Altair Jones
Altair Jones

Reputation: 904

Java real fixed time interval

I'm doing some tasks using Java. I have some problems with timing: I need to set up a timer with a fixed period of repetition. I tried both, the standard Timer, and TimerTask and the ScheduledExecutor, but both work in an approximate manner, i.e. if I set an interval of 40 milliseconds, using the following code (for Executors)

m_executor = Executors.newScheduledThreadPool(5);       
Runnable thread = new TheThread();
m_executor.scheduleWithFixedDelay(thread, 0, 40000000, TimeUnit.NANOSECONDS);

And then I try to print "time" of each execution

private static final class TheThread implements Runnable {
    @Override
    public void run() {
        System.out.println(System.nanoTime()/1000000);
    }
}

The result is something like this:

xxxxxx300
xxxxxx345
xxxxxx386
xxxxxx428
...

As you can see, if I correctly understand nanoTime() the function is called at a random intervals, close to that I specified (40 milliseconds), but not exactly what I specified!

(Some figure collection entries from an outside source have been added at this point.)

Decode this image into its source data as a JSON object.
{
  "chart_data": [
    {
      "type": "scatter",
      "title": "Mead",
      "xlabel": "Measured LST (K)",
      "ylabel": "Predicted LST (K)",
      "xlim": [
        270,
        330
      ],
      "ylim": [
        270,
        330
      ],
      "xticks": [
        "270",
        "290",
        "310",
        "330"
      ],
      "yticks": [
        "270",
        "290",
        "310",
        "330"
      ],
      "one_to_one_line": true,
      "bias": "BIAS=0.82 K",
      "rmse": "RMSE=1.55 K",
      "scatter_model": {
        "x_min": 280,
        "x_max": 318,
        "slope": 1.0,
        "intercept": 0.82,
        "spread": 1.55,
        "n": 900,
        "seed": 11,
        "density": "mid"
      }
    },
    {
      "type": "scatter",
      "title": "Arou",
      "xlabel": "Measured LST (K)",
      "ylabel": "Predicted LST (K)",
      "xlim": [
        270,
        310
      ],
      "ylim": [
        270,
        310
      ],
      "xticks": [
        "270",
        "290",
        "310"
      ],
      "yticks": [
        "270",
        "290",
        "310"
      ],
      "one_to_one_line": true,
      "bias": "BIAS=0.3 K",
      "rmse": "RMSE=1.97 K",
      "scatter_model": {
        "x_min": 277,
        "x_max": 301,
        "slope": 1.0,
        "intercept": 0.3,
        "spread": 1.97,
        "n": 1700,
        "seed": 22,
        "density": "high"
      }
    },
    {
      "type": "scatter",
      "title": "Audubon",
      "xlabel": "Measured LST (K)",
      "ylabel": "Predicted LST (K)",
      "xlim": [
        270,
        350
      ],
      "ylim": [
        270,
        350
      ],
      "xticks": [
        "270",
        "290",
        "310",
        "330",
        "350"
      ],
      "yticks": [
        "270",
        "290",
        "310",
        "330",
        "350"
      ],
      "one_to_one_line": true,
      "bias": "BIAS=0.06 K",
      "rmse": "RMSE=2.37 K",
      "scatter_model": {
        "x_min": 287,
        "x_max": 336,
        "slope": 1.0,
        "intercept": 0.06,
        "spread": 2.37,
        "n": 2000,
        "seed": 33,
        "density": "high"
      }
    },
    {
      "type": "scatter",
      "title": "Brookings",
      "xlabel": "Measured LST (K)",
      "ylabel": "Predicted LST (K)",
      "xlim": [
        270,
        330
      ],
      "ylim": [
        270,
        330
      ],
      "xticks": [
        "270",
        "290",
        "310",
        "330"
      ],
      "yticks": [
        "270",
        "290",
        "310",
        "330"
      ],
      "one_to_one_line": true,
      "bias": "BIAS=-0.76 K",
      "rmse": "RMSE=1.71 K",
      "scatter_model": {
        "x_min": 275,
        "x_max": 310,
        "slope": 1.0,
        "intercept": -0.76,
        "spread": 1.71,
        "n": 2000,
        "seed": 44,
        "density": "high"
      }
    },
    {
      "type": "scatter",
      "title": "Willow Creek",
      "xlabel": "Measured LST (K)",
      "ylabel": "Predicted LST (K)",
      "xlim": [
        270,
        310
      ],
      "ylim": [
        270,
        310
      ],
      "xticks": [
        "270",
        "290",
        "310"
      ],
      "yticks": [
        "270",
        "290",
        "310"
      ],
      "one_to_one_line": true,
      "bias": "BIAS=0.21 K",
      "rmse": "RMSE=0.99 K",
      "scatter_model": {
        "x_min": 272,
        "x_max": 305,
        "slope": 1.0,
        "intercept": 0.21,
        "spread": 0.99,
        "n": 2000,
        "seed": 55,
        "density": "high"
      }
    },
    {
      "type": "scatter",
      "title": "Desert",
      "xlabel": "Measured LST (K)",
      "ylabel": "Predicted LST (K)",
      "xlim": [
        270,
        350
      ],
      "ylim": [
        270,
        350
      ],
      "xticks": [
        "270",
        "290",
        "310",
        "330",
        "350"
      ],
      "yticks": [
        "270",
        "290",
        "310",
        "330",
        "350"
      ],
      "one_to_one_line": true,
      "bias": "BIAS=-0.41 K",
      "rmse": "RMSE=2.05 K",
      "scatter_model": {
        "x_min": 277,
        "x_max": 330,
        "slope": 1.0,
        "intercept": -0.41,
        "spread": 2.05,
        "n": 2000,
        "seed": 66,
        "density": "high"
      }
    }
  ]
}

When I worked with C and Win32s, for example, I was able to use the CreateTimerQueueTimer() function that is highly accurate, and the callback function was called every 40 milliseconds:

xxxxxx300
xxxxxx340
xxxxxx380
...

I tried to move time measurement to avoid the printing time. I also tried to use scheduleAtFixedRate(), but unfortunately the period varies between 35 and 47 ms (set to 40 in the method).

I'm wondering how people can make software such emulators or similar things, that requires a precise period observance...:-)

I thought of a possible solution that I would like to show you and ask to you, experts:) how this idea could be applicable (and safe)

The problem here is to run some methods every X milliseconds, say 40 ms. The question here is about Java timer/timing, but what about this simple solution?

public class MyEmulator extends Thread {
    private long start = 0;
    private long end = 0;

    @Override
    public void run() {
        long exec_time; 

        start = System.nanoTime();
   
        /*
         * Do the emulator-loop
         */

        end = System.nanoTime();

        exe_time = (end - start)/1000000;

        // wait with a whil() (40 - exec_time)
    }
}

With this solution, when I print the elapsed time after the waiting whilt() is ended the result is exactly 40 ms (without decimal, that is not quit important).

Do you think it would be safe, i.e. are really 40 ms?

Upvotes: 2

Views: 949

Answers (1)

Brian Agnew
Brian Agnew

Reputation: 272347

I don't think you're going to be able to manage this in Java with this level of precision. Unlike your C/Win32 solutions, your Java solution is running in a JVM with multiple threads (of varying priority) and with garbage collection running and taking resources.

Having said that, I would experiment with the scheduleAtFixedRate() method, which executes at a regular period. scheduleWithFixedDelay() will execute and upon completion delay for a fixed amount of time. Hence not accounting for the time taken for your method to actually run.